Once the WAN is up and the firewall is sane, you have a LAN-shaped problem: handing out addresses, resolving names, separating traffic into domains. This hub indexes the three per-topic pages plus the cross-cutting context.

The pages

  • DHCP — DHCP server config, static leases, lease times, multi-pool setups.
  • DNS — the router as a recursive resolver, static entries, DNS-over-HTTPS (v7 only), allow-remote-requests, cache behaviour.
  • VLANs — the most common "where do my packets go" question. Substantial v6 vs v7 differences (the bridge model changed).

Common shapes

Three LAN topologies cover ~90% of MikroTik deployments. Pick the one that matches yours, then read the relevant per-topic pages:

Flat LAN

One bridge, one subnet, one DHCP server. All wired + wireless clients on the same broadcast domain. Default for Quick Set. Fine for home / small office.

  • Read DHCP to handle reservations.
  • Read DNS to point clients at the router for resolution.
  • Skip VLANs — you don't need them yet.

Bridged VLANs

One bridge, multiple VLANs riding it.
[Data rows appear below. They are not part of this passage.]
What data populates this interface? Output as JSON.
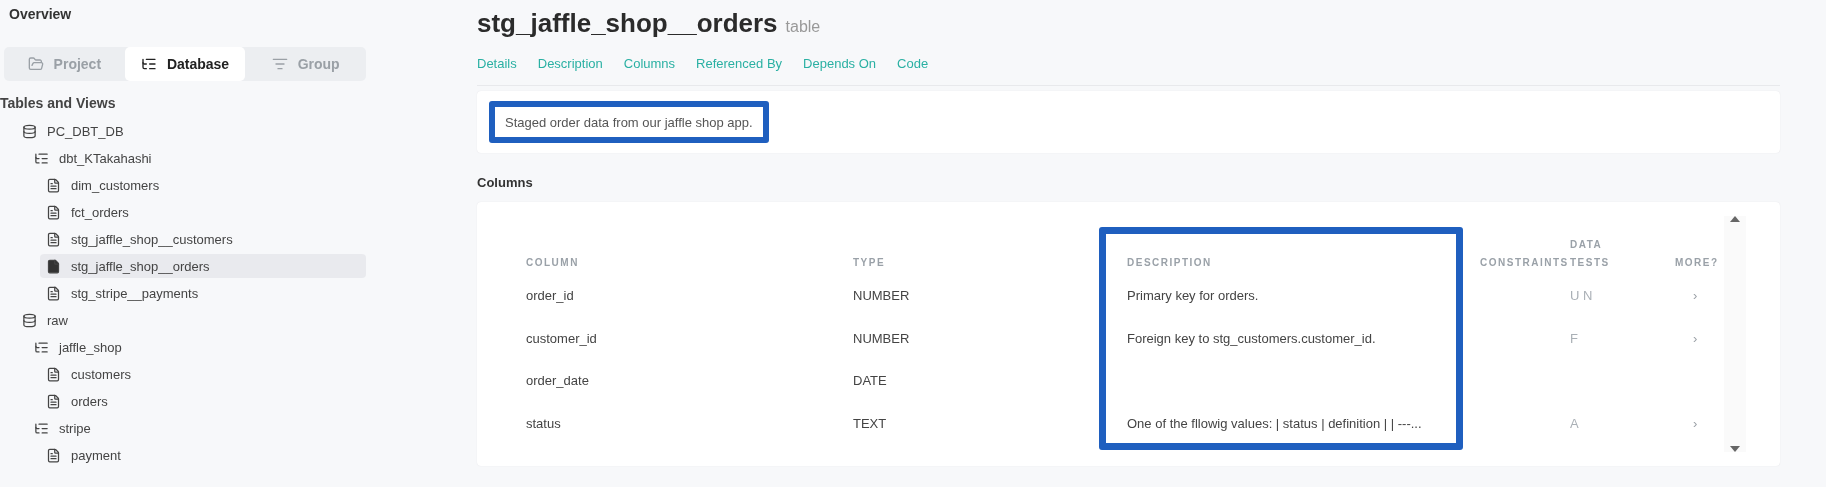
{
  "sidebar": {
    "title": "Overview",
    "view_tabs": [
      {
        "label": "Project",
        "selected": false
      },
      {
        "label": "Database",
        "selected": true
      },
      {
        "label": "Group",
        "selected": false
      }
    ],
    "section_title": "Tables and Views",
    "tree": [
      {
        "label": "PC_DBT_DB",
        "kind": "database",
        "children": [
          {
            "label": "dbt_KTakahashi",
            "kind": "schema",
            "children": [
              {
                "label": "dim_customers",
                "kind": "table",
                "selected": false
              },
              {
                "label": "fct_orders",
                "kind": "table",
                "selected": false
              },
              {
                "label": "stg_jaffle_shop__customers",
                "kind": "table",
                "selected": false
              },
              {
                "label": "stg_jaffle_shop__orders",
                "kind": "table",
                "selected": true
              },
              {
                "label": "stg_stripe__payments",
                "kind": "table",
                "selected": false
              }
            ]
          }
        ]
      },
      {
        "label": "raw",
        "kind": "database",
        "children": [
          {
            "label": "jaffle_shop",
            "kind": "schema",
            "children": [
              {
                "label": "customers",
                "kind": "table",
                "selected": false
              },
              {
                "label": "orders",
                "kind": "table",
                "selected": false
              }
            ]
          },
          {
            "label": "stripe",
            "kind": "schema",
            "children": [
              {
                "label": "payment",
                "kind": "table",
                "selected": false
              }
            ]
          }
        ]
      }
    ]
  },
  "header": {
    "title": "stg_jaffle_shop__orders",
    "type": "table",
    "links": [
      "Details",
      "Description",
      "Columns",
      "Referenced By",
      "Depends On",
      "Code"
    ]
  },
  "description": {
    "text": "Staged order data from our jaffle shop app.",
    "highlighted": true
  },
  "columns_section": {
    "title": "Columns",
    "headers": [
      {
        "label": "COLUMN",
        "highlighted": false
      },
      {
        "label": "TYPE",
        "highlighted": false
      },
      {
        "label": "DESCRIPTION",
        "highlighted": true
      },
      {
        "label": "CONSTRAINTS",
        "highlighted": false
      },
      {
        "label": "DATA\nTESTS",
        "highlighted": false
      },
      {
        "label": "MORE?",
        "highlighted": false
      }
    ],
    "rows": [
      {
        "column": "order_id",
        "type": "NUMBER",
        "description": "Primary key for orders.",
        "data_tests": "U N",
        "more": "›"
      },
      {
        "column": "customer_id",
        "type": "NUMBER",
        "description": "Foreign key to stg_customers.customer_id.",
        "data_tests": "F",
        "more": "›"
      },
      {
        "column": "order_date",
        "type": "DATE"
      },
      {
        "column": "status",
        "type": "TEXT",
        "description": "One of the fllowig values: | status | definition | | ---...",
        "data_tests": "A",
        "more": "›"
      }
    ]
  }
}
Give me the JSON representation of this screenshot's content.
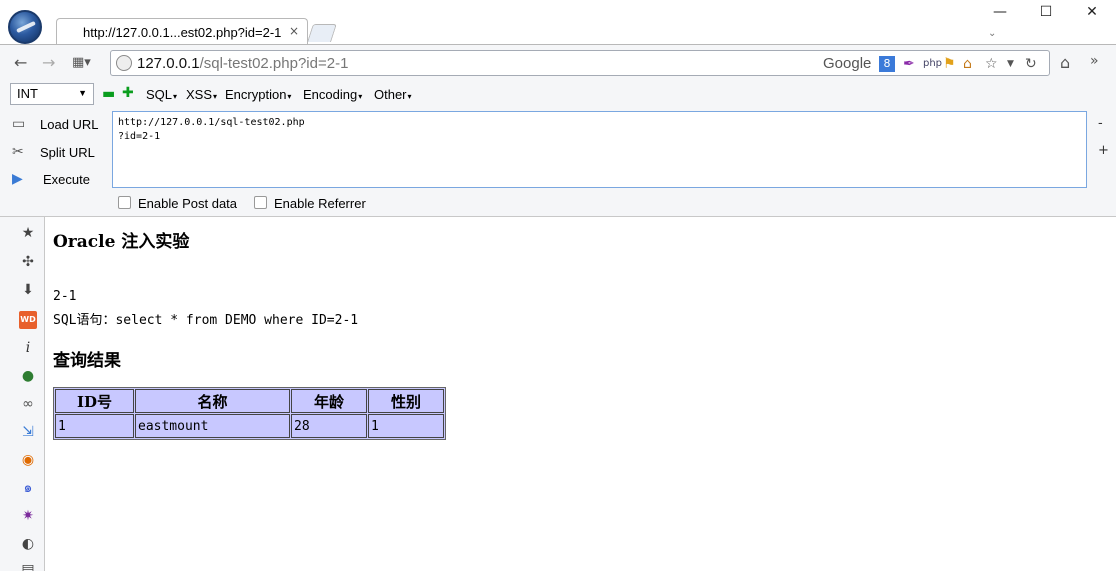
{
  "tab": {
    "title": "http://127.0.0.1...est02.php?id=2-1",
    "close": "×"
  },
  "window": {
    "minimize": "—",
    "maximize": "☐",
    "close": "✕"
  },
  "address_bar": {
    "host": "127.0.0.1",
    "path": "/sql-test02.php?id=2-1",
    "search_engine": "Google"
  },
  "hackbar": {
    "type_select": "INT",
    "menus": [
      "SQL",
      "XSS",
      "Encryption",
      "Encoding",
      "Other"
    ],
    "actions": [
      "Load URL",
      "Split URL",
      "Execute"
    ],
    "url_text": "http://127.0.0.1/sql-test02.php\n?id=2-1",
    "side_minus": "-",
    "side_plus": "+",
    "checkboxes": [
      "Enable Post data",
      "Enable Referrer"
    ]
  },
  "page": {
    "title": "Oracle 注入实验",
    "input_value": "2-1",
    "sql_line": "SQL语句：select * from DEMO where ID=2-1",
    "result_heading": "查询结果",
    "table": {
      "headers": [
        "ID号",
        "名称",
        "年龄",
        "性别"
      ],
      "rows": [
        [
          "1",
          "eastmount",
          "28",
          "1"
        ]
      ]
    }
  },
  "colors": {
    "table_bg": "#c8c8ff",
    "accent": "#3b7ad9"
  }
}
Different subnets per VLAN. Typical for "trusted / IoT / guest" segmentation on a single switch. The current RouterOS bridge model (v6.41+ on v6, all of v7) supports this natively — VLAN filtering on the bridge, port-VLAN membership on each interface.

  • Read VLANs first — the model matters.
  • One DHCP server + one DNS resolver per VLAN.
  • Inter-VLAN routing happens at the router; firewall rules between vlan-trusted and vlan-iot live in the forward chain.

Routed segments

Multiple physical interfaces, each its own subnet, all NATed (or routed) through the same WAN. Less common on consumer gear, useful on CCRs and CHR-as-router setups. No bridge involved.

  • One DHCP server per interface.
  • Routing decisions are explicit — read the firewall section's forward chain page for how to control inter-segment traffic.

Why not bridge everything?

A common new-admin instinct is "bridge everything together so it works". It does — and you end up with one broadcast domain that every IoT vacuum, every guest phone, and every laptop shares. Any one compromised device sees + can reach every other one. Segmenting via VLANs costs an evening of setup and pays back the first time a smart bulb gets pwned.